The councilmember followed up with a text to say, “I’m extremely busy right now. I will call you back later today when I have more time. Look forward to connecting soon.”

Her opponent, Bakhtiari, could not be reached for comment. Bakhtiari benefited from national media attention and was running to become Atlanta’s first “queer Muslim woman” to serve on the City Council, according to Teen Vogue.

Longtime observers in Kirkwood say that Bakhtiari fought hard and introduced herself to many voters.

Doug Wood, a supporter of Archibong who is involved in the Kirkwood Neighbors’ Organization, said the community has changed significantly since Archibong was first elected.

“The community has changed a lot in 16 years,” Wood said. “There are a lot of new constituents that have moved in and probably aren’t familiar with all the great work she’s done over the years.”

Wood praised Bakhtiari’s campaign.

“It was a squeaker,” he said. “Liliana ran a full force campaign. There’s no doubt about that, from TV ads, to fliers, knocking on doors on Election Day. She ran a full force campaign. She gave it her all.”

Earl Williamson, another KNO member who declined to say who he supported, said Archibong faced a number of challenges in her reelection bid.

“In general people are becoming less enchanted with long-term incumbents,” he said. “You’re seeing that in other types of political settings as well. It’s not just a city of Atlanta council race. There are spotty places in the U.S. where if you’re an incumbent, you’re at a disadvantage. It’s a slow evolution in public perspective, I think.”

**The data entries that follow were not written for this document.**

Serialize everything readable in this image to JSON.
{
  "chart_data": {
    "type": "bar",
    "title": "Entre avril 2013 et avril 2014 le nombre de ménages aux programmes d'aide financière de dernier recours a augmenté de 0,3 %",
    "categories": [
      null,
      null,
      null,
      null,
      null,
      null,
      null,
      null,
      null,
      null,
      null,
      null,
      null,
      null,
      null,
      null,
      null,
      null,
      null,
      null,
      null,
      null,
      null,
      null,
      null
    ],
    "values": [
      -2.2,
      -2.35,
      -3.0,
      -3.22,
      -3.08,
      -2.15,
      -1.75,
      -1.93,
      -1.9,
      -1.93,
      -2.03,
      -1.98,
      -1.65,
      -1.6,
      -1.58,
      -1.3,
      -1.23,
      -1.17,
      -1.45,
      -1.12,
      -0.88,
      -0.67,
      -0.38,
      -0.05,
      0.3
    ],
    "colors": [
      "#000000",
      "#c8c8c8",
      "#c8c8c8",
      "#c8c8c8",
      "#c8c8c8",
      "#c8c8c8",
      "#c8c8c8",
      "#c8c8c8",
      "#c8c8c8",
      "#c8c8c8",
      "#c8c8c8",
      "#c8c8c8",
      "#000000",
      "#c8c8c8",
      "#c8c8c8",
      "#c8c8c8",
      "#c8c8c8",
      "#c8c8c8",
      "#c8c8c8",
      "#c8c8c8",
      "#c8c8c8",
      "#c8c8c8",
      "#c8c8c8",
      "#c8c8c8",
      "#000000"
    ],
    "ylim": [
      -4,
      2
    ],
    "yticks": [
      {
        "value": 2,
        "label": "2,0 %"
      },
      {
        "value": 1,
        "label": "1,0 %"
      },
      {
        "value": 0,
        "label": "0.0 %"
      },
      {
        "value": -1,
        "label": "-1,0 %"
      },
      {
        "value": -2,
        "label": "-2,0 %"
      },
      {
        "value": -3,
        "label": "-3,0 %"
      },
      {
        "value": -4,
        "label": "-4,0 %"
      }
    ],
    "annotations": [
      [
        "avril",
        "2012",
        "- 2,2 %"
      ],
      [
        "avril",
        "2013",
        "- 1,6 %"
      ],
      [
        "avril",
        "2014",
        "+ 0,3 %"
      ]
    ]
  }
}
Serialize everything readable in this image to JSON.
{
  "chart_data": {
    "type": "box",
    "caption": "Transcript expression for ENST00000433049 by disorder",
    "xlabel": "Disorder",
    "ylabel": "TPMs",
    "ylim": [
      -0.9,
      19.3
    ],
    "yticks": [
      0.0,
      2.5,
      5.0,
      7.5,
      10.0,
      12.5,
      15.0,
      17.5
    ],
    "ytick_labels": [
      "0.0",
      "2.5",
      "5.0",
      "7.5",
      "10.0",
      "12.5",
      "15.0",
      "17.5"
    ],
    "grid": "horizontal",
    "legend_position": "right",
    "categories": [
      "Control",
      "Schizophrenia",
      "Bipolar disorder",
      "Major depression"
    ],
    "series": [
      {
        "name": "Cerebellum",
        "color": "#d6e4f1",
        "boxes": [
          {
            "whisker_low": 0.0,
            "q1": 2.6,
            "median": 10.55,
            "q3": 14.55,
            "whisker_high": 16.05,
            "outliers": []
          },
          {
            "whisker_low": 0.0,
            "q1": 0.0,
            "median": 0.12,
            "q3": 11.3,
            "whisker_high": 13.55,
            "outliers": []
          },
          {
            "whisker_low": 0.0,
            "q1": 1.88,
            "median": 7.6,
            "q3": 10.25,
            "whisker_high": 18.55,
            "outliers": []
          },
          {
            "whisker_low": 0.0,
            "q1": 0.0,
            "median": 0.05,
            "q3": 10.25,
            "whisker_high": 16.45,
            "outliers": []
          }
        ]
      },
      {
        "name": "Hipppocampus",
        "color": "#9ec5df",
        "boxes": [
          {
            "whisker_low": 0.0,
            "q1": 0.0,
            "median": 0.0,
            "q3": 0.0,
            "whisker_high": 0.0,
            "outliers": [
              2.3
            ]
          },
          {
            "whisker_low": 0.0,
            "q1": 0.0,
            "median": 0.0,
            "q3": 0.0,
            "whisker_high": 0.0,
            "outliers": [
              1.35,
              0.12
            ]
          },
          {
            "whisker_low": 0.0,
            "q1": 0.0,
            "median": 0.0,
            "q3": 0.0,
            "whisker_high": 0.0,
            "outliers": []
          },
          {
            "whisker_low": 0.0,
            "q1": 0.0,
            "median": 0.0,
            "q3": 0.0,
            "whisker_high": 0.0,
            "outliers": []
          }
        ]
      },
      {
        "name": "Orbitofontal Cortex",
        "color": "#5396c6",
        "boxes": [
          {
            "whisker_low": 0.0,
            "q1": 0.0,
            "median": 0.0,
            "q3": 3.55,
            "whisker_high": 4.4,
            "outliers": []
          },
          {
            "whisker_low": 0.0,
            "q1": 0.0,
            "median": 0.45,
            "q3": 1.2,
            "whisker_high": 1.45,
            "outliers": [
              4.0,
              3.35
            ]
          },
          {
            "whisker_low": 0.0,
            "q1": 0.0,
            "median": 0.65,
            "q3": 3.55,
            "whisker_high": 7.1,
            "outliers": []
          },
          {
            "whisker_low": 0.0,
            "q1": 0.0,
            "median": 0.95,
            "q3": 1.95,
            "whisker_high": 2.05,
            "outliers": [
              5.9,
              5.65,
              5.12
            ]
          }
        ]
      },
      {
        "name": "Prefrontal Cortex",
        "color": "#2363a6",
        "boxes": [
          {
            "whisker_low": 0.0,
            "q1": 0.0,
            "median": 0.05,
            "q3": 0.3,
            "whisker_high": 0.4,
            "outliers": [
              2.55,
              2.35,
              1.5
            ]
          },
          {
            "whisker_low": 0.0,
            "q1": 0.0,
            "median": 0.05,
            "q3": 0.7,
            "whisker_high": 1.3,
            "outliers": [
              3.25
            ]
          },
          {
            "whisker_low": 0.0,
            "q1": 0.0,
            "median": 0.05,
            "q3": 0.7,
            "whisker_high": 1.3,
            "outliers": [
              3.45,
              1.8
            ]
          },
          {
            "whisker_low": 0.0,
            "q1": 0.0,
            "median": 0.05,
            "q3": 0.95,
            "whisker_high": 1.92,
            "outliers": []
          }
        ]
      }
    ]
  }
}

Like Wood, Williamson said the change in Kirkwood’s population was a factor.

“I’m not talking racial demographic either,” he said. “The racial split in Kirkwood has changed little in the last 10 years. What’s changed is your income levels. It’s gone from a lower-middle-class to middle-class neighborhood to a quickly progressing upscale [neighborhood]. You’ve got a lot more people here now who have serious money. I don’t mean rich, but they’re definitely upper middle class. That’s a demographic that is less predictable in local council races. They don’t tend to vote for same old same old.”

Other factors hurt Archibong as well. She’s developed a reputation for not being responsive to constituents, Williamson said.

“I think that’s where Liliana had some edge,” Williamson said. “She’s young. She’s fresh. She communicates very well. She’s responsive.”

In the end, it was not enough to unseat a powerful incumbent.